Prendersi cura della propria energia significa osservare come sonno, alimentazione, movimento, emozioni, relazioni, silenzio e meditazione influenzino il nostro benessere.
Per noi energia è soprattutto un invito all'ascolto. Coltivarla significa sviluppare presenza, equilibrio e consapevolezza.
Due linguaggi che non vanno confusi
In fisica, energia è una grandezza definita e misurabile. Nel linguaggio delle tradizioni orientali e delle pratiche olistiche, invece, parole come prana, energia sottile o chakra appartengono a un modello tradizionale dell'esperienza umana.
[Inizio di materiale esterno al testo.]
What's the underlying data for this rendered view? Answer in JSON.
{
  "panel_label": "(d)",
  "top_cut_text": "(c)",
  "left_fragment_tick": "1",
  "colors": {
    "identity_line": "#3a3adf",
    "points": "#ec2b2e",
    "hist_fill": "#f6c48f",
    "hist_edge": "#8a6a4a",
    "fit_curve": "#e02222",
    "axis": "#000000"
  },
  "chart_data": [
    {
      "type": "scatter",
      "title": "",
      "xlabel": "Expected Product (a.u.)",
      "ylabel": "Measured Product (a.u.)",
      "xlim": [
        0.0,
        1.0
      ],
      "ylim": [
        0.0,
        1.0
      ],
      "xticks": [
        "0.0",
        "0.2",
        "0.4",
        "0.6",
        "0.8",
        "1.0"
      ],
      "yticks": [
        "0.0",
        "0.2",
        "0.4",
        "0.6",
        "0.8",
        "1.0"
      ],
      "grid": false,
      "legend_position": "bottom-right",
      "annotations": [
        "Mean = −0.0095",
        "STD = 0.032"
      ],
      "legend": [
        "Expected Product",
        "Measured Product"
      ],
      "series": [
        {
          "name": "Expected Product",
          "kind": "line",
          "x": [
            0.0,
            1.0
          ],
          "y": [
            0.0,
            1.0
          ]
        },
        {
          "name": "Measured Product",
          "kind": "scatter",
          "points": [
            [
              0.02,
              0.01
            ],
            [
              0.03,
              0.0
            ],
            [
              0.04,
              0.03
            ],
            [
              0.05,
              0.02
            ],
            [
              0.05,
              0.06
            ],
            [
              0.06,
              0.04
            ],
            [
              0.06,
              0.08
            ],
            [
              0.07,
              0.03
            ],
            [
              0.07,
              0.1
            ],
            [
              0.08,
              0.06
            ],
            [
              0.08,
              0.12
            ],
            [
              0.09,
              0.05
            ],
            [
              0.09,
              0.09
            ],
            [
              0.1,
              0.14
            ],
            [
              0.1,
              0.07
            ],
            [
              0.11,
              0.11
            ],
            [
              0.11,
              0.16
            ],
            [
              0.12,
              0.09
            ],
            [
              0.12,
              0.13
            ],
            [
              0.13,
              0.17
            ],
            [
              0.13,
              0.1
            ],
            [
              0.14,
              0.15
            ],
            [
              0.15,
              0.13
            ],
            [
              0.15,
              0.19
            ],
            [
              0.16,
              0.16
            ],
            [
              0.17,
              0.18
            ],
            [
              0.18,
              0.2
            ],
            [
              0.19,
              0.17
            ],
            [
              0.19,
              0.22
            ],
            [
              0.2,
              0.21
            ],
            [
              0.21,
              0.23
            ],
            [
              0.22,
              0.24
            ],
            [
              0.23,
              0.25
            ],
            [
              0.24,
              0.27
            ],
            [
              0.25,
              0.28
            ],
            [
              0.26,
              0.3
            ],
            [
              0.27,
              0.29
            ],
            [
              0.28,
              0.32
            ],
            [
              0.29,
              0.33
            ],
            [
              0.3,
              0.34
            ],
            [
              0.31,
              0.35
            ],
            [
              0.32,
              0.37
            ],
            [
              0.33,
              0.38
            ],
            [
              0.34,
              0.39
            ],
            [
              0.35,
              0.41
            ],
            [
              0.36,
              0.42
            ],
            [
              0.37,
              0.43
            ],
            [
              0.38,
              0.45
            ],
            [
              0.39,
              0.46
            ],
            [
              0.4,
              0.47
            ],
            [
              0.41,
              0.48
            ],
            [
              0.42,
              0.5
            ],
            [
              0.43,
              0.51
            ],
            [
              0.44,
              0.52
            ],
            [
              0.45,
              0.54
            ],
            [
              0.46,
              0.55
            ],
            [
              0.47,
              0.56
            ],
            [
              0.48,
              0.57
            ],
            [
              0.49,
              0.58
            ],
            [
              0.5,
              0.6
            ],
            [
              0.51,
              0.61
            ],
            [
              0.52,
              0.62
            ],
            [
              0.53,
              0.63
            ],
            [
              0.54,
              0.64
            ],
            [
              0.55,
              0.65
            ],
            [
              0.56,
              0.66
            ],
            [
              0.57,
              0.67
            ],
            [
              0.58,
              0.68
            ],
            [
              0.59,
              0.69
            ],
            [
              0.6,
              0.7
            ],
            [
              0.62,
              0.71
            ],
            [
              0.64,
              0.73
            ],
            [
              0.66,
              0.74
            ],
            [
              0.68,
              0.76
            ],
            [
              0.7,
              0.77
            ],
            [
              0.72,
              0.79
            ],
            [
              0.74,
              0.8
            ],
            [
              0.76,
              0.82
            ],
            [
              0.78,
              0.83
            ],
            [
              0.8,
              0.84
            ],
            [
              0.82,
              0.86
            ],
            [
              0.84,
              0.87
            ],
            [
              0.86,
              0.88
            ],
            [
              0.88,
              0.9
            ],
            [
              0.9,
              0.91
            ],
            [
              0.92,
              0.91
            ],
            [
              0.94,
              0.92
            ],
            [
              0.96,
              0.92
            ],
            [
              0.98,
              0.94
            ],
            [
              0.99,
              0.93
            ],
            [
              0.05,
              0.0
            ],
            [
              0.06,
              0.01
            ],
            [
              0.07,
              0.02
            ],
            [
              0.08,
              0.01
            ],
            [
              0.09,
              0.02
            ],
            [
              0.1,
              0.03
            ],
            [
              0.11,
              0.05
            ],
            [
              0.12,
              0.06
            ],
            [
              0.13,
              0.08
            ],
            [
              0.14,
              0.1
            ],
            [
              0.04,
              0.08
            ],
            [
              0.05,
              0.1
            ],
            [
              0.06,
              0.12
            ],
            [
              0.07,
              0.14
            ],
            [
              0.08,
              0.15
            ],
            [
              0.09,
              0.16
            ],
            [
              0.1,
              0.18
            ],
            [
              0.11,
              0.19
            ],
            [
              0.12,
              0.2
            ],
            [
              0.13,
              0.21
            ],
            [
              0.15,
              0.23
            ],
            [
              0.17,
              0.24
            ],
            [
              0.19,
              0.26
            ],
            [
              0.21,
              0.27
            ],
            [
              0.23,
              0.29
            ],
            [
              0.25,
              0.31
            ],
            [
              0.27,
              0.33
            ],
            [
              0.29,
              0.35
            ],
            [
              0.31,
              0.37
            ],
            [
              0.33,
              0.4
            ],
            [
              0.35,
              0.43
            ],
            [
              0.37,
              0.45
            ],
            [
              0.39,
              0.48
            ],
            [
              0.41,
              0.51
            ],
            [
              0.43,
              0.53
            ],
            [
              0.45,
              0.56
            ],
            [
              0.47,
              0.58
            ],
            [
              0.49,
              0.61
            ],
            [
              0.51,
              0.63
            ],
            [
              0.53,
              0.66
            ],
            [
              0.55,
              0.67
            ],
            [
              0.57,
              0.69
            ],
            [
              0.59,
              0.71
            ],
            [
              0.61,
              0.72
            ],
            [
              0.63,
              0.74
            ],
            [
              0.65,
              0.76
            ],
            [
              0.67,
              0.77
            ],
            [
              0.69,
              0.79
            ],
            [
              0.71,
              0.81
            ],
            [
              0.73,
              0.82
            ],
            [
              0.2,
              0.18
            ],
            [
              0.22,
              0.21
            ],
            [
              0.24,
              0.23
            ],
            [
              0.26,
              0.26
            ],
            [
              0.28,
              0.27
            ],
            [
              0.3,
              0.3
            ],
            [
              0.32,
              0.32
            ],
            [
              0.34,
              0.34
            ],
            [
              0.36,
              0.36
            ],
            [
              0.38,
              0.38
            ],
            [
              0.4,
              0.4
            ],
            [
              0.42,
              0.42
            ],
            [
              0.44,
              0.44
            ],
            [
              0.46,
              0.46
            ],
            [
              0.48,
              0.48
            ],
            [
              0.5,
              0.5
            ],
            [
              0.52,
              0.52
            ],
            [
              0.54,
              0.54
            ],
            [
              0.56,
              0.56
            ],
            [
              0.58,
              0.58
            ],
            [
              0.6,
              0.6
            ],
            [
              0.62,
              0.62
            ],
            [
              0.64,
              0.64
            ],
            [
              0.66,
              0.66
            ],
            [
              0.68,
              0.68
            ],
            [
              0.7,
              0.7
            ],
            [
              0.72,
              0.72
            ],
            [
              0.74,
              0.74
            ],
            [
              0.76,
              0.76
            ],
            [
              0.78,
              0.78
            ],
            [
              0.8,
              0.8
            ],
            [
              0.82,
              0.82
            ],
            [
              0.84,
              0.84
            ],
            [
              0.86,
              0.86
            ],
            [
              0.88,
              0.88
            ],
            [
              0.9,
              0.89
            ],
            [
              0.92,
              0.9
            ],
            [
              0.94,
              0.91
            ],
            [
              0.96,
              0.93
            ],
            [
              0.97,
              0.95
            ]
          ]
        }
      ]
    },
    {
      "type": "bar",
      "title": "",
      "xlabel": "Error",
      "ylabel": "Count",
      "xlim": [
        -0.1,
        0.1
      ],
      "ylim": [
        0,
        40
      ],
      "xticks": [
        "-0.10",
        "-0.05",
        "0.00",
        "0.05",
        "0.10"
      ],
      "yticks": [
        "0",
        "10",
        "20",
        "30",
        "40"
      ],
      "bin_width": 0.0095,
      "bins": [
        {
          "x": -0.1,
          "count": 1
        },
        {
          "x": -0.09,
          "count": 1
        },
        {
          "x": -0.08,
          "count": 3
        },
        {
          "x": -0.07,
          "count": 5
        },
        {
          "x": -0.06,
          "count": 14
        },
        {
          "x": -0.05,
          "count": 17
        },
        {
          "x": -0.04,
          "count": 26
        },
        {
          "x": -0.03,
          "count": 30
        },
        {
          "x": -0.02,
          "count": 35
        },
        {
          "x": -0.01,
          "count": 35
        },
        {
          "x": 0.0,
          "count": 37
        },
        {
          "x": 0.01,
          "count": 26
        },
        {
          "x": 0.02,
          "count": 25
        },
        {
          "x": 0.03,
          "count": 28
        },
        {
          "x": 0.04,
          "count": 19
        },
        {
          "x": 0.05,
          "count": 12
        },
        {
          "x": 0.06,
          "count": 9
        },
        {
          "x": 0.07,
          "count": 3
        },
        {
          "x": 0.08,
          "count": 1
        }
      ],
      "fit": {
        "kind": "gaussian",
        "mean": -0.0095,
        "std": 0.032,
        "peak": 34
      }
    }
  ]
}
Sono linguaggi diversi: per questo in Arco Vitalis scegliamo di non confonderli, ma di metterli in dialogo. La scienza può aiutarci a comprendere il corpo, il sistema nervoso, il respiro, il movimento, il suono e i processi fisiologici. Le tradizioni contemplative possono invece offrirci mappe simboliche attraverso cui osservare la nostra esperienza interiore. Il punto d'incontro è la consapevolezza.
I chakra come mappa dell'esperienza
La parola sanscrita chakra significa "ruota" o "cerchio" e, nelle tradizioni yogiche e tantriche dell'India, indica dei centri del cosiddetto corpo sottile, collegati ai percorsi dell'energia vitale e alla pratica spirituale. Diverse tradizioni hanno elaborato sistemi differenti: non esiste quindi un'unica mappa universale dei chakra. Il modello dei sette chakra, oggi particolarmente diffuso in Occidente, rappresenta una delle interpretazioni più conosciute.
All'interno della nostra visione, i chakra possono essere considerati una mappa simbolica di ascolto e consapevolezza: non semplicemente "punti energetici" da aprire o chiudere, ma un modo per osservare diverse dimensioni della nostra esperienza — la sicurezza, il piacere, la volontà, la relazione, la comunicazione, la capacità di vedere con chiarezza e la dimensione della ricerca interiore.
Il corpo diventa così un luogo da ascoltare. Le emozioni diventano informazioni da comprendere. L'energia diventa una parola per descrivere la nostra vitalità e la nostra presenza.
Le pratiche del percorso
- movimento, per ritrovare il rapporto con il corpo;
- respiro e meditazione, per sviluppare presenza;
- suono e Sound Healing, per creare uno spazio di ascolto e rilassamento;
- counseling, per esplorare emozioni, pensieri e relazioni;
- alimentazione consapevole, per coltivare una relazione più attenta con il nutrimento.
Ogni strumento può essere diverso, ma il filo conduttore rimane lo stesso: ascoltare la persona nella sua interezza.
Un'esperienza, non una formula
Una mappa non è il territorio: ci aiuta a orientarci, ma ogni persona percorre il proprio cammino. Per questo il lavoro sull'ascolto può diventare un'occasione per fermarsi e porsi domande semplici ma profonde.
- Come sto?
- Dove sento maggiore vitalità?
- Dove sento tensione?
- Che cosa sto trattenendo?
- Che cosa ho bisogno di esprimere?
- Dove mi sento radicato?
- Dove desidero crescere?
L'ascolto diventa così il primo passo. E dall'ascolto può nascere una maggiore consapevolezza.